Currently, there is a designated room for employees, patients, and Koronis Manor residents to smoke. Residents of 700 Stearns Place may smoke in their apartments, but not in any public areas.
In an unanimous vote, the hospital board directed the administration to alter the Manor remodeling plans to include an area where patients could smoke. They also asked the administration to devise an incremental plan to eliminate smoking by employees in the facility.
Three Manor residents raised the issue by sending a letter to the board expressing their belief that a space for smoking should be included during an expected remodeling project. Hospital system administrator Willie LaCroix read the letter to the board members. He also informed them that the medical staff had voted 4-1, with one abstention, to allow smoking by current Manor residents but not to allow smoking by new admissions and to terminate smoking as soon as possible.
"It's really easy to be sympathetic to both sides," said Dr. Randy Zimmerman, chief of staff. But smoke-free buildings are becoming increasingly common and he felt the health care industry should be a leader in this trend. Smoking threatens more than just the smoker because of the health risks of secondhand smoke.
Board member Rich Philabaum related his experiences from the Veteran's Administration hospital to the board. There smoking was eliminated in steps. First it was banned from buildings and later from the entire grounds.
For residents, several board members felt the issue involved the individual right to choose as well as business considerations. Several board members agreed that the Manor is a home and residents should still be able to make choices about their lifestyle.
Beyond that, LaCroix said PAHCS had a responsibility to serve the whole public. Board member Don Anderson wondered what would happen if a smoke-free facility had open beds and smokers needed care.

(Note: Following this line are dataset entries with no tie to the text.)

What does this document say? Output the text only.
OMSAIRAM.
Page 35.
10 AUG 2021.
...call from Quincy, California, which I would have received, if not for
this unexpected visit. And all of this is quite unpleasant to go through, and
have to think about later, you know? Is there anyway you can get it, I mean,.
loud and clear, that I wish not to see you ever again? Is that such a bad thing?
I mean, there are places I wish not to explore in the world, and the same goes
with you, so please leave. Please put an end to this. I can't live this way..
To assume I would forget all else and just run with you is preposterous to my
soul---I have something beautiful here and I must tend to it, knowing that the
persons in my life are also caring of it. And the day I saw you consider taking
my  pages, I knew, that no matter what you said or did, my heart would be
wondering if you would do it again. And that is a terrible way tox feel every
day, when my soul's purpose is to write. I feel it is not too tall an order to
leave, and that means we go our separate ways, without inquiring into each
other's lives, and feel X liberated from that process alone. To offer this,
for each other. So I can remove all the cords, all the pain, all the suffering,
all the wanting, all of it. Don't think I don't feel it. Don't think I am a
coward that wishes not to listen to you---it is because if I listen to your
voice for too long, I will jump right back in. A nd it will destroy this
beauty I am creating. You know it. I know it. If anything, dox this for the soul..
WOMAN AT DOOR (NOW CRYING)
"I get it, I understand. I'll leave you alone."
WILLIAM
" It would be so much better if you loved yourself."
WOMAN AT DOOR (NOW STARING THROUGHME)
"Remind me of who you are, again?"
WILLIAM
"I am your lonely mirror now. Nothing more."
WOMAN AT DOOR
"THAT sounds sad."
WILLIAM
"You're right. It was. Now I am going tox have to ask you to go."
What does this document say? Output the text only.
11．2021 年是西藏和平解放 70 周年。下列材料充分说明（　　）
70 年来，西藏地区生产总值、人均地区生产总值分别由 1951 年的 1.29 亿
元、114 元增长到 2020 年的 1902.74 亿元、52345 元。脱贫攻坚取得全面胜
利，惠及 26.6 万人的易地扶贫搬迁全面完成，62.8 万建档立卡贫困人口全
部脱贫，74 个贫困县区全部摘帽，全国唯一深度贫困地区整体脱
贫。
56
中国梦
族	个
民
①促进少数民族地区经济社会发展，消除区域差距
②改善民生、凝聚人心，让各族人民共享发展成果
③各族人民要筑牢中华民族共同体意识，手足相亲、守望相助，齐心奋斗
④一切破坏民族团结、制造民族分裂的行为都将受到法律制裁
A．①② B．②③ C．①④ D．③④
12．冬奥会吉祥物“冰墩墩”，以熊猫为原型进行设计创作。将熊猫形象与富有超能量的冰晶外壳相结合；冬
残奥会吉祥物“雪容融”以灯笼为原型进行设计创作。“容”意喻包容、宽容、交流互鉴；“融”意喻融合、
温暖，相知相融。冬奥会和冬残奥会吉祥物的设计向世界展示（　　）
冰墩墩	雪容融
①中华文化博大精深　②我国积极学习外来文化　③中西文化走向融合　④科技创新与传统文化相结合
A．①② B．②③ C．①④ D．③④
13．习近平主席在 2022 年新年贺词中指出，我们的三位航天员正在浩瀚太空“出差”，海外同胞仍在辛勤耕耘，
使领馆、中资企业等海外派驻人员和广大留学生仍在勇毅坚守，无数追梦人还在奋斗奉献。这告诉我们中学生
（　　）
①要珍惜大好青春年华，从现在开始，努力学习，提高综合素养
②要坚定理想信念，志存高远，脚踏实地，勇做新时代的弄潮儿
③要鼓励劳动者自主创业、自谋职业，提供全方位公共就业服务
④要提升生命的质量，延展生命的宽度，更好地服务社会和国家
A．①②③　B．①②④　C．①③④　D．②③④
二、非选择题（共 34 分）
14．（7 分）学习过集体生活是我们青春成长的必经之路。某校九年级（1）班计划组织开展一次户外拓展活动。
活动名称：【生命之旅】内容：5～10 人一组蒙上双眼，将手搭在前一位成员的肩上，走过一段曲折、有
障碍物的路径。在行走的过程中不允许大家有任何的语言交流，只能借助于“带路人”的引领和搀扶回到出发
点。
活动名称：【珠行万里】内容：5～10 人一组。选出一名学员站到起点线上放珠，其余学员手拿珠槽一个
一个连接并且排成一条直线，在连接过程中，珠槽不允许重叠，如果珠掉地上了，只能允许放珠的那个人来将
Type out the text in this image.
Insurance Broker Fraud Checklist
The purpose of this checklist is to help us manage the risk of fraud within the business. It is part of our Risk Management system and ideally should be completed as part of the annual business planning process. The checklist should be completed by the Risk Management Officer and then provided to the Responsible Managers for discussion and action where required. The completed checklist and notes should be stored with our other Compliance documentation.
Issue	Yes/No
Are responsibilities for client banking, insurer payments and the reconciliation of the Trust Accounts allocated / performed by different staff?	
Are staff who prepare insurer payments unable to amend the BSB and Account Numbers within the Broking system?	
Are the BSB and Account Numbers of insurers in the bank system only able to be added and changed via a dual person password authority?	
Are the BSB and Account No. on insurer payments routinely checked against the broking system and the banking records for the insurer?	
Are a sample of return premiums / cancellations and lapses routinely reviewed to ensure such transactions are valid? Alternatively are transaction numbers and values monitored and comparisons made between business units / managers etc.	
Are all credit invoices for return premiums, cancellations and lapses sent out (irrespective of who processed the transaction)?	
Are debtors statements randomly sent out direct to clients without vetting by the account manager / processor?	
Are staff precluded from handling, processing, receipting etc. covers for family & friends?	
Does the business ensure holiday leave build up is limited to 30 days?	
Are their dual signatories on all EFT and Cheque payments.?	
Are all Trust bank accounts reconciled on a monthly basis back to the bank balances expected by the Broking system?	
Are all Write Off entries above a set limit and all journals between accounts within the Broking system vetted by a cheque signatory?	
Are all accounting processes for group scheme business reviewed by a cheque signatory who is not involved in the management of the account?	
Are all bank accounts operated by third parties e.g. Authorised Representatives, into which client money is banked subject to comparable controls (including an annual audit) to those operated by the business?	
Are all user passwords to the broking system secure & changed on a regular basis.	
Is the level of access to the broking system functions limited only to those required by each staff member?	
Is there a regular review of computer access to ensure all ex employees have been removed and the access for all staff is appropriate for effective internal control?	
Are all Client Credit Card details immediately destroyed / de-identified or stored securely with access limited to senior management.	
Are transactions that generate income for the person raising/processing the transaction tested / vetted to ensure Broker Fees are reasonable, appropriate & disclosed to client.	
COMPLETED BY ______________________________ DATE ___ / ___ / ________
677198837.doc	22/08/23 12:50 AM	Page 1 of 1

"I think it's a bad business decision to tell someone who wants to come here that they can't smoke," agreed board member Doug Ruhland.
The board approved ordering a state-of-the-art Toschiba multislice CT Scanner. It will cost $900,000 over five years to upgrade from our present CT Scanner. This purchase was included in the budget for the current fiscal year, but the administration brought it back to the board because of its significant cost.
The high speed scanner and improved computer software will allow for better images and more procedures. The scanner has been ordered but will take several months to arrive.
The hospital district received a letter from the city of Lake Henry requesting annexation to the district. The city does not border the district, so their admission will require special legislation.
LaCroix told the board he had spoken with Sen. Michelle Fischbach (R-Paynesville) and Rep. Doug Stang (R-Cold Spring) about amending the hospital district law to allow existing districts to admit noncontiguous entities. Previously, the cities of Eden Valley and Richmond joined the district using special legislation.
PAHCS is continuing to recruit extra physicians. Dr. Heidi Malling has agreed to come to Paynesville. She could start here next summer.
Another third-year resident also visited Paynesville recently.
The board approved a new four-year contract for LaCroix as administrator. LaCroix has indicated that he will retire at the end of this contract, which runs through Dec. 31, 2003.
The board directed the administration to list the clinic building in Richmond with a realtor.
An open house has been set for Sunday, Dec. 12, at the new Richmond Area Medical Clinic. The open house is scheduled from 11 a.m. to 2 p.m.
The board granted ancillary privileges to Cynthia Robertson, a nurse practitioner who will be continuing to staff the clinic in Watkins. The board granted additional privileges to Shari Heitke, nurse practitioner; Laura Odell, Pharm.D., and Todd Lemke, Pharm.D.